Because that pair of bastards didn't really exist any more than Devina did.
Christ, it appeared as if he were surrounded by liars in this new job. Which really put him back in familiar territory, didn't it.
His phone rang and he picked it up. “You can't find her, can you. Devina Avale is nothing but air.”
Matthias wasn't laughing this time. “Nothing. Not a damn thing. It's like she dropped onto the earth out of nowhere. The thing is, she has all the right surface credentials—but only to a point. No birth certificate. No parents. Established credit only seven months ago, and the social security number is actually that of a dead woman. So it's not a great facade, which means I should have been able to find something, anything on the real her. But she's a mirage.”
“Thanks, Matthias.”
“You don't sound shocked in the slightest.”
“I'm not.”
“What the hell have you gotten yourself into?”

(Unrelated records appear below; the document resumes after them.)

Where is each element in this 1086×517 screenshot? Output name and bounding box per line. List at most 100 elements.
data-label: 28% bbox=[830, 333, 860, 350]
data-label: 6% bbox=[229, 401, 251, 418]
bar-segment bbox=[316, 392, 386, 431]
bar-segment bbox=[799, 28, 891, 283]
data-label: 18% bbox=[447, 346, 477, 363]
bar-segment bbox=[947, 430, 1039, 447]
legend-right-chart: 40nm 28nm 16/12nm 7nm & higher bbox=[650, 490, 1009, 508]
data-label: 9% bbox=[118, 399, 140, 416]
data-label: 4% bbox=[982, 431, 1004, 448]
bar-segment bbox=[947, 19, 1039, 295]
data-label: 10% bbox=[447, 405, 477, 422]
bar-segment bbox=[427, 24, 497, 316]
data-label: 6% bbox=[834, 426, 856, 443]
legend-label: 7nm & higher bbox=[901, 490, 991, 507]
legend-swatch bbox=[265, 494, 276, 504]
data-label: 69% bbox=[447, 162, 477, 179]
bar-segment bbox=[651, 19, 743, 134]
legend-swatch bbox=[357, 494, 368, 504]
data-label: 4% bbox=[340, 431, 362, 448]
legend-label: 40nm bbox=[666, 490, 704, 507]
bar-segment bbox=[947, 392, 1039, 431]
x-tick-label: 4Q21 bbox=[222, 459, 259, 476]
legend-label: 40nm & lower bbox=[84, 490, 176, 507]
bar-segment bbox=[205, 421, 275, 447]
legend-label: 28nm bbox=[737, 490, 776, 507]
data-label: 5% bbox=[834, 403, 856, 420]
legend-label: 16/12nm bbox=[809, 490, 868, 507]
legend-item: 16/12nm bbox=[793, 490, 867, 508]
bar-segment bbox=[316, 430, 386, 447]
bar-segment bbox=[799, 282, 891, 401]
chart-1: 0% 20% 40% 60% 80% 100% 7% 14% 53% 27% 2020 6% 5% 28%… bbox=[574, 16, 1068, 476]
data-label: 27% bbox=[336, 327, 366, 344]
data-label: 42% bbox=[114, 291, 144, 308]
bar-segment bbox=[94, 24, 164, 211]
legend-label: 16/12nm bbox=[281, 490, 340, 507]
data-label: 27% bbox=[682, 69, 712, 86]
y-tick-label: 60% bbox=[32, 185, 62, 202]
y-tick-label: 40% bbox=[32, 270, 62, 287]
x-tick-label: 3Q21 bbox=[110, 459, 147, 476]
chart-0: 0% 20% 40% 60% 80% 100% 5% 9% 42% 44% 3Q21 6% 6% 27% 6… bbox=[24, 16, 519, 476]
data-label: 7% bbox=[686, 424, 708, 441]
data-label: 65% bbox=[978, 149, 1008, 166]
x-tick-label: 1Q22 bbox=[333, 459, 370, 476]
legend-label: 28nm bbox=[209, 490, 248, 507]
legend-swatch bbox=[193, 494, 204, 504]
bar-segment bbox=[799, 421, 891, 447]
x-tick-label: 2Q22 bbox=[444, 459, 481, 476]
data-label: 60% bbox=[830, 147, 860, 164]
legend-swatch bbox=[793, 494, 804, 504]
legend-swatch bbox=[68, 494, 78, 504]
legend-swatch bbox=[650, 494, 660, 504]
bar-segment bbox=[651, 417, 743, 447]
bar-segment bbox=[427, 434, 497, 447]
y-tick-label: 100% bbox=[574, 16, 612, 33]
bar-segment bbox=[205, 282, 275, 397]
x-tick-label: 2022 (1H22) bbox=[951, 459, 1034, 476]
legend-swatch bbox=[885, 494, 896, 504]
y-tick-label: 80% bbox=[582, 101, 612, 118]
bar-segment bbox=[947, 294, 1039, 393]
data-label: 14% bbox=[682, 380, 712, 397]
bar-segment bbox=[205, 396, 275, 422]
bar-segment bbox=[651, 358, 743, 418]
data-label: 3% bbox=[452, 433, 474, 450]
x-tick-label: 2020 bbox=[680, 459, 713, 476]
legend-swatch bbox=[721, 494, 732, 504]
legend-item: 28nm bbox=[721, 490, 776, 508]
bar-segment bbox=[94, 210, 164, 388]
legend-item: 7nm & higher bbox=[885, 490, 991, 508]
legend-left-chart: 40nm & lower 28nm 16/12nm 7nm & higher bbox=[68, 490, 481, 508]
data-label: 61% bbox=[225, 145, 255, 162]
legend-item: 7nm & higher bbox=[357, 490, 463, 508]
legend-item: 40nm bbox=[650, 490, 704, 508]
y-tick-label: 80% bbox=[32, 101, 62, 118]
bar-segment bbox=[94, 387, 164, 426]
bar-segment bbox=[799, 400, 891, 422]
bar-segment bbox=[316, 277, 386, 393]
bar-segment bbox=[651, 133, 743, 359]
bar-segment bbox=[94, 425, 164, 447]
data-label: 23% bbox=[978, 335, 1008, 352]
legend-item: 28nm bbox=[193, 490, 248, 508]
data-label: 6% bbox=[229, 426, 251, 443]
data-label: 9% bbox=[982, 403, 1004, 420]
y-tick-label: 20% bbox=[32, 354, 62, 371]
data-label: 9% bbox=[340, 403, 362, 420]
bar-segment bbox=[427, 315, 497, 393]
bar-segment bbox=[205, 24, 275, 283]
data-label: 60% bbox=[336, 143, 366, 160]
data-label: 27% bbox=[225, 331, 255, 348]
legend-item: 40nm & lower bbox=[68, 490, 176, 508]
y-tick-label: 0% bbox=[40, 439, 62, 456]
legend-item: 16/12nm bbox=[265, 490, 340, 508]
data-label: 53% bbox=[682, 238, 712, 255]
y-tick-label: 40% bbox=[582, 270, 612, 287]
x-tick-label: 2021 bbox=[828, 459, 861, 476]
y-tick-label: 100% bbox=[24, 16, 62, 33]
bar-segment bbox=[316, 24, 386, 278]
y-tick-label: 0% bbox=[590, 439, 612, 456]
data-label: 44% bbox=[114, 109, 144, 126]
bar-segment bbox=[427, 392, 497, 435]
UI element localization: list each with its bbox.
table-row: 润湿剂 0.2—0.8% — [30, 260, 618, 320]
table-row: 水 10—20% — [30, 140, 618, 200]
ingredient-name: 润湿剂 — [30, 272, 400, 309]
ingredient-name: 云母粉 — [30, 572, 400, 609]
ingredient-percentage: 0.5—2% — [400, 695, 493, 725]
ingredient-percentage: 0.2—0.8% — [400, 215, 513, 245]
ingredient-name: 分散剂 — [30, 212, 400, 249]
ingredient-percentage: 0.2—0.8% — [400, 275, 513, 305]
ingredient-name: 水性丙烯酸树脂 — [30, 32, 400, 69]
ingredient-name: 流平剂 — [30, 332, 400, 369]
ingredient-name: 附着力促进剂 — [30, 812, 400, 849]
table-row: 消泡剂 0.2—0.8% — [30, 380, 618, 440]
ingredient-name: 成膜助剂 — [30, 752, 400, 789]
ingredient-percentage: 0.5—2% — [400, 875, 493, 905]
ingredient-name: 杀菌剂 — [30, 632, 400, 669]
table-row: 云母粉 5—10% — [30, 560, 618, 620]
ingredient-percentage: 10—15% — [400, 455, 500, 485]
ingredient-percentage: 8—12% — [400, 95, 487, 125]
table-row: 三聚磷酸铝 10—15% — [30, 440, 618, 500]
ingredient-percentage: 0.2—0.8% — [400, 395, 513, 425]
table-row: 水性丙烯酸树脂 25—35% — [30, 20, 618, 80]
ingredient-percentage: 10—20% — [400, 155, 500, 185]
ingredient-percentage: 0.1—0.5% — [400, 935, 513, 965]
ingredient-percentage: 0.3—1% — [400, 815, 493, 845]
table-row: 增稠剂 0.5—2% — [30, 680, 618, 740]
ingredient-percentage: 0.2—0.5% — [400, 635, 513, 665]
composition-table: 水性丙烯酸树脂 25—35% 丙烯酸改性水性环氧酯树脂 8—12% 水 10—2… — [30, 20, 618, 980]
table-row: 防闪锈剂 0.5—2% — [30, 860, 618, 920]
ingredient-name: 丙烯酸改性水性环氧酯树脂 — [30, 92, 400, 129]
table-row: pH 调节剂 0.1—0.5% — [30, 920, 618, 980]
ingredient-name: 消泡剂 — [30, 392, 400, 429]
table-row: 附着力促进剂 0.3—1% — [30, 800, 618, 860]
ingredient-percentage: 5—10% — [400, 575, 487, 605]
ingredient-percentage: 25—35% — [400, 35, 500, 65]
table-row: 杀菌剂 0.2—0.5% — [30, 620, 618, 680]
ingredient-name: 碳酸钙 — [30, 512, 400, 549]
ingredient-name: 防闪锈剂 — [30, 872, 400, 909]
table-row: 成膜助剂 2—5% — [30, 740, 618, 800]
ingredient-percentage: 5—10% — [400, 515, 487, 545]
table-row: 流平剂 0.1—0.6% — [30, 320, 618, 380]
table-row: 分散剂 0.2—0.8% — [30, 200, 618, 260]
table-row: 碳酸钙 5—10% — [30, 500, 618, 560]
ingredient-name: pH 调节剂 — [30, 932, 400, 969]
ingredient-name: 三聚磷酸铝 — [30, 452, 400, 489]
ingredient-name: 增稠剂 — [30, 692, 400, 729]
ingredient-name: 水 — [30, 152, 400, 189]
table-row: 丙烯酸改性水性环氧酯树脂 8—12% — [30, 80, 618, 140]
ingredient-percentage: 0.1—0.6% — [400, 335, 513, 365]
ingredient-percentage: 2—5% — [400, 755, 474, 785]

Jim shook his head. “Same shit, different day. That's about it.”
There was a short silence. “Expect a package from me.”
“Roger that.”
Jim hung up, put the phone in the front pocket of his jacket, and decided it was time to go face the music over at the Commodore. Vin diPietro had a right to know who and what his ex was, and here was hoping that the guy would be open to the truth—even though it sounded a lot like fiction.
Abruptly, the memory of Vin looking up from the stool in the locker room at the Iron Mask came back.
Do you believe in demons?
Jim could only hope that question had been a rhetorical one.